Créer un système de modération et de filtrage automatisé et sur-mesure coûte cher, prend du temps, mobilise des ressources. Twitter, Facebook ou Instagram, pour ne citer qu'eux, disposent de leurs propres algorithmes, capables notamment de traquer la nudité ou la violence extrême.
De plus petites plateformes et entreprises ont parfois des besoins spécifiques nécessitant des solutions personnalisées, sans pour autant pouvoir investir des millions de dollars dans de lourds développements en intelligence artificielle. Elles peuvent alors faire appel aux géants chinois de la tech, comme Tencent ou Alibaba, qui exportent à vil prix leurs efficaces outils de surveillance et de filtrage.
La Chine, on le sait, est à la pointe de la censure et du contrôle de masse, la gestion des discussions autour du coronavirus en étant l'exemple récent le plus parfait.
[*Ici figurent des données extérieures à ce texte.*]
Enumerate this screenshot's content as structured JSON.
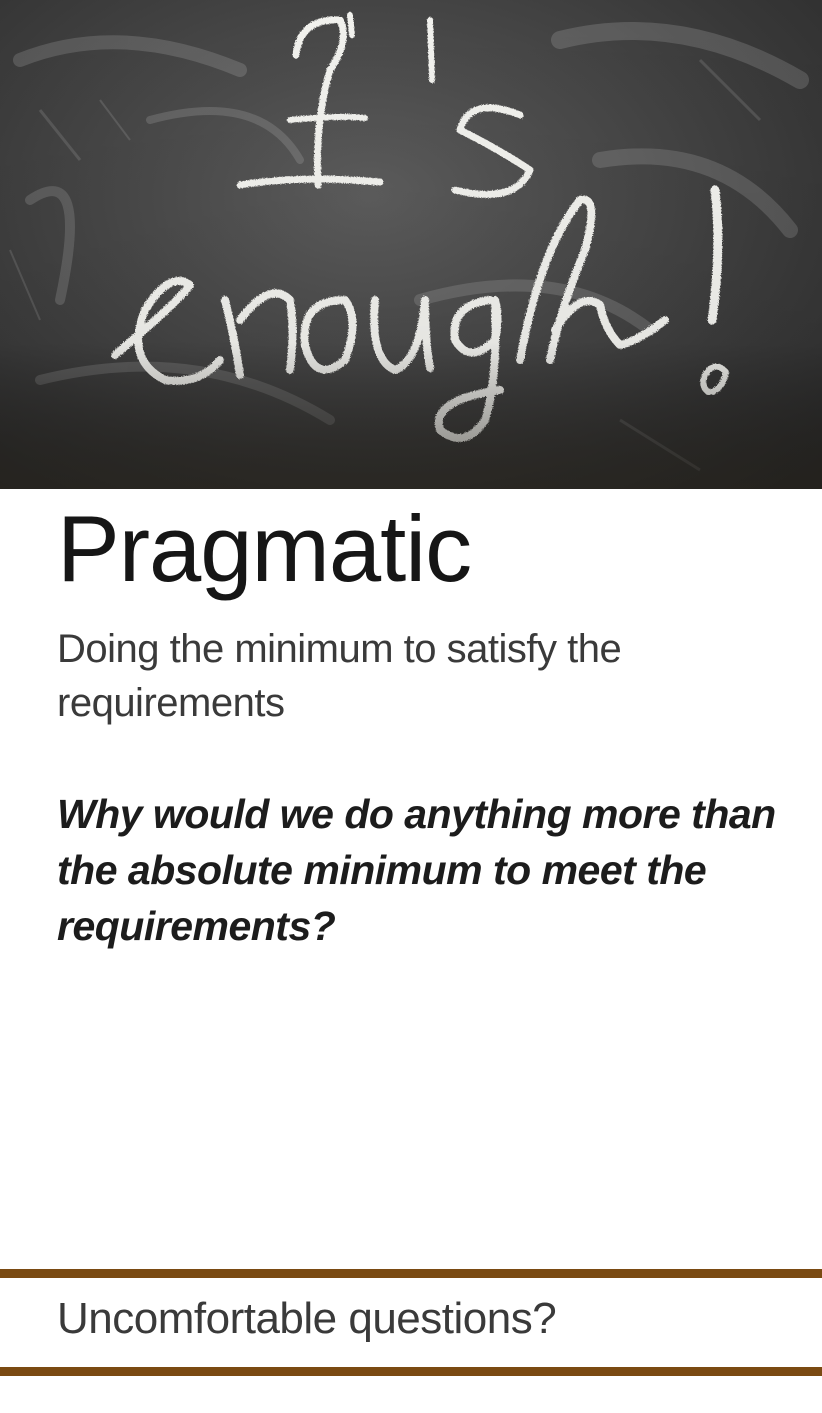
{
  "hero": {
    "chalk_text": "It's enough!"
  },
  "card": {
    "title": "Pragmatic",
    "subtitle": "Doing the minimum to satisfy the requirements",
    "question": "Why would we do anything more than the absolute minimum to meet the requirements?"
  },
  "footer": {
    "label": "Uncomfortable questions?"
  },
  "colors": {
    "rule": "#7a4a12",
    "chalk": "#f2f2ee",
    "board": "#4a4a4a"
  }
}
Comme l'explique le Wall Street Journal, la clientèle chinoise de Tencent et d'Alibaba est constituée d'entreprises désireuses de ne pas s'attirer l'ire du pouvoir central en laissant publier, sur leurs plateformes, tout contenu politique considéré comme sensible.
Solutions clé en main
«La norme globale a tendance à glisser de l'expression vers la censure, assure au journal américain Matt Perault, désormais directeur du Center on Science & Technology Policy de la Duke University, mais dont le passé chez Facebook teint sans doute la philosophie et les craintes. Beaucoup de pays qui cherchent à importer les outils et la politique de gouvernance de leur internet vont choisir les solutions clé en main proposées par la Chine.»
La division cloud d'Alibaba propose ainsi une solution algorithmique de base, facturée 240 dollars [211 euros]. Elle permet de surveiller 90.000 publications (textes, photos, vidéos) par mois et d'en retirer tout contenu pornographique, lié à l'usage de drogues ou à des «personnalités politiques sensibles».
Pour 60.000 dollars [53.000 euros], on passe à la vitesse supérieure, avec jusqu'à quinze millions de contenus passés au crible par mois sur cinq ans; à la clientèle de déterminer ce qui est acceptable ou non, précise un porte-parole du conglomérat.
Même schéma côté Tencent, qui possède l'omniprésent WeChat, avec une offre à 9.000 dollars [8.000 euros] pour trente-six millions de contenus filtrés.
Géant de la recherche en Chine, Baidu facture de son côté 17 cents pour la censure de 1.000 contenus politiquement sensibles –plus cher que pour la violence, la pornographie ou le terrorisme. People.cn, bras armé en ligne du quotidien du Parti Communiste chinois, vend lui aussi ses propres algorithmes à qui souhaite dépolitiser son site.
Autant de services qui trouvent déjà preneurs à l'export. Basée à Singapour mais appartenant au conglomérat chinois YY Inc., l'entreprise Bigo Technology a vendu un système de censure automatisée au gouvernement indonésien et est en pourparlers avec les autorités égyptiennes et indiennes. Un rappel utile que la liberté d'expression n'est ni universelle, ni invulnérable.